‘Money, it’s a crime. Share it fairly but don’t take a slice of my pie.’ So said Roger Waters in 1972, on the Pink Floyd hit single
Money. In today’s age of austerity, this competitive sentiment echoes throughout the research community. With research budgets being frozen or cut, researchers find themselves competing fiercely for every slice of an ever-shrinking pie. Applying for funding is a fundamental part of any researcher’s work. It doesn’t matter how important or life-saving you think your work is; if you can’t convince somebody to pay for it, you can’t do it.
Dr Sebastian Guettler joined The Institute of Cancer Research, London, last October to lead the Structural Biology of Cell Signalling team. Yet even before he started work, he began applying for his Cancer Research UK
funding back in July 2012 and submitted the full application in November. He told me:
“I was working flat-out on my funding proposal from September right through November, so my first month in the office here was focused on that. I was super excited when they called me for interview in April, and was preparing for that from the start of the year. My colleagues here gave me great advice at every stage of the application process.”
The work that goes into applying for funding is colossal, and it’s a side of science that we don’t often see. As Dr Guettler explained to me, the pressure is high but the reward is satisfying:
“It’s incredibly exciting to have the opportunity at your fingertips; once you reach the interview stage, you know you’re close, but your success all depends on a half-hour meeting with about a dozen people. You have to demonstrate that your project is worthwhile, has real clinical potential and crucially that your team are actually capable of doing the work! Preliminary results are perfect for this.”
Yet isn’t this a Catch-22 – how do you pay for preliminary experiments if you need the results before you can get any funding?

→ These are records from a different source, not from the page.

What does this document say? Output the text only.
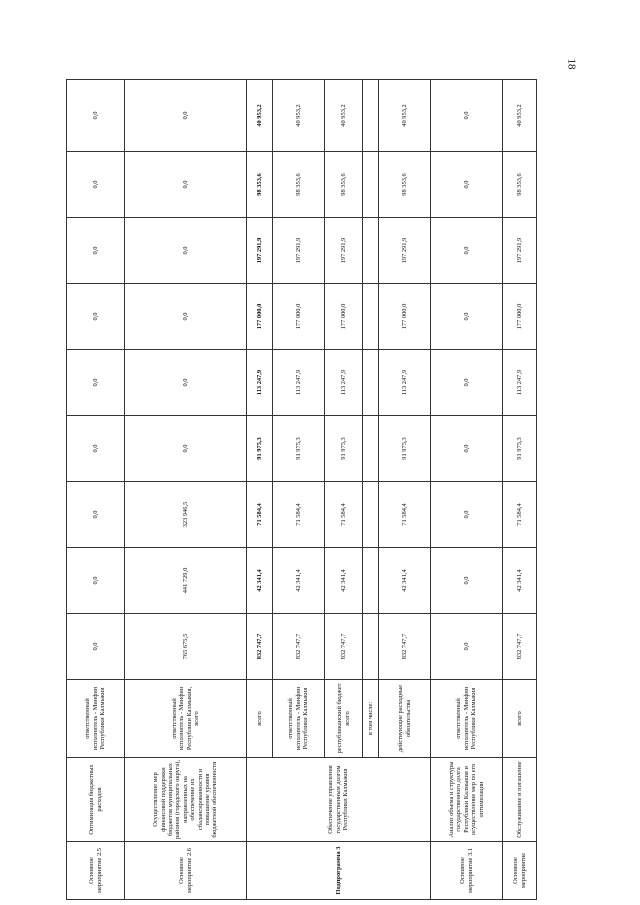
18
Основное мероприятие 2.5	Оптимизация бюджетных расходов	ответственный исполнитель - Минфин Республики Калмыкия	0,0	0,0	0,0	0,0	0,0	0,0	0,0	0,0	0,0
Основное мероприятие 2.6	Осуществление мер финансовой поддержки бюджетов муниципальных районов (городского округа), направленных на обеспечение их сбалансированности и повышение уровня бюджетной обеспеченности	ответственный исполнитель - Минфин Республики Калмыкия, всего	765 675,5	441 729,0	323 946,5	0,0	0,0	0,0	0,0	0,0	0,0
Подпрограмма 3	Обеспечение управления государственным долгом Республики Калмыкия	всего	832 747,7	42 341,4	71 584,4	91 975,3	113 247,9	177 000,0	197 291,9	98 353,6	40 953,2
		ответственный исполнитель - Минфин Республики Калмыкия	832 747,7	42 341,4	71 584,4	91 975,3	113 247,9	177 000,0	197 291,9	98 353,6	40 953,2
		республиканский бюджет всего	832 747,7	42 341,4	71 584,4	91 975,3	113 247,9	177 000,0	197 291,9	98 353,6	40 953,2
		в том числе:									
		действующие расходные обязательства	832 747,7	42 341,4	71 584,4	91 975,3	113 247,9	177 000,0	197 291,9	98 353,6	40 953,2
Основное мероприятие 3.1	Анализ объема и структуры государственного долга Республики Калмыкия и осуществление мер по его оптимизации	ответственный исполнитель - Минфин Республики Калмыкия	0,0	0,0	0,0	0,0	0,0	0,0	0,0	0,0	0,0
Основное мероприятие	Обслуживание и погашение	всего	832 747,7	42 341,4	71 584,4	91 975,3	113 247,9	177 000,0	197 291,9	98 353,6	40 953,2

“The Institute of Cancer Research (ICR) has a fantastic support structure with a budget for equipment, research consumables and staff when you get started,” explains Dr Guettler. “This, together with the freedom granted by my previous project advisors to explore some new ideas before coming here, enabled me to get the preliminary results I needed for the Cancer Research UK grant. I was absolutely delighted when I was awarded the grant, and it showed that the months of work I’d put into it with support from ICR resources and colleagues had paid off.”
With a clear passion for his work, I’m sure Dr Sebastian Guettler will have many more successes in his time with us at the ICR. However, there are other issues that may arise as he progresses through his career. Dr Louis Chesler, Reader in Paediatric Solid Tumour Biology and Therapeutics at the ICR, has several years’ experience of the process, having transitioned from the USA. He told me about some of the difficulties facing early-career researchers today in the UK:
“There are several additional funding options available for tenured investigators once an initial research programme is established, but these days it is more challenging to think about how to start up a laboratory in the early career phase, because some funding organisations (such as Cancer Research UK and the Wellcome Trust) have eliminated the project grant scheme. These are hopefully being replaced with alternatives.
“It can also be challenging to transition from project to programme grant funding around the time of a tenure decision, and a lot of thought has to go into how to structure this transition well in advance so that it doesn’t become an issue. Importantly at the ICR, fundraising can help with this, and make planning more robust by suggesting alternative funding sources and complementary approaches that smooth this transition. This has been very useful to me in my time at ICR.”
There are many challenges facing researchers today, so the ICR Academic Services and Fundraising teams do all they can to put our researchers in a strong position to get funding. This is all in pursuit of our ultimate goal: making the discoveries that defeat cancer.